More to the point is the fact that Darell, in 1583, offered Lord Chancellor Bromley the then large sum of £5000 to be “his good friend.”
Those who are interested in the Darell story are equally divided as to his general character. One would have us believe that he was a Model Squire, who fished for trout, took an enthralling interest in his flower-garden, and if he did not always come home to tea (because tea not having at that period been introduced, it was impossible to do so), was content with a modest pint of claret at dinner, and spent the rest of the evening in reading what improving literature was to be had in the Elizabethan age; which, I fear, judging from the general character of the time, was of a somewhat meagre nature.
THE REAL DARELL
The real Darell was not quite like that picture.
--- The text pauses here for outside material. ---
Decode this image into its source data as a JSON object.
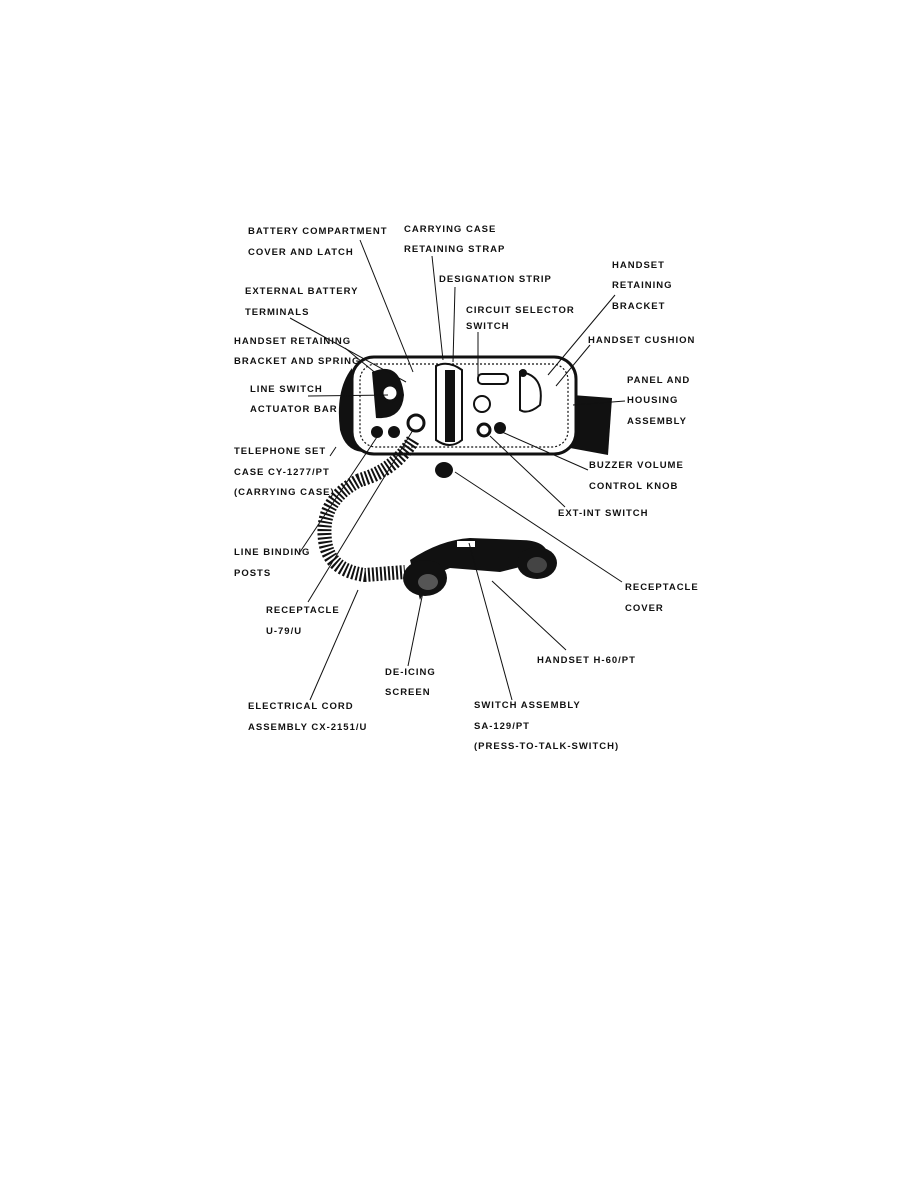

We already know that he had one mistress at Littlecote, and then there was Lady Anne Hungerford, an elderly charmer, whom by some means Wild Will had seduced from her husband, and whose letters, still preserved, to her “deare Dorrell” are not so improving as the recipient’s other reading. One learns from these choice communications that Lady Anne had been accused of murder, adultery, and trying to poison her husband; and, under the circumstances, it seems quite likely that all these charges were well-founded, even though she says that “luker and gaine makes many dissembling and hollow hearts” (which sounds like one of the admirable copy-book maxims of our youth), and that she anticipates being cleared from suspicion of these “vill and abomynabell practiscis.” Add to these hot-blooded intrigues the extravagances which, together with his litigious disposition, served to ruin his estate and to bring him into disfavour with his neighbours, and we obtain the genesis of all the ill-favoured legends of this picturesque figure of the Elizabethan era.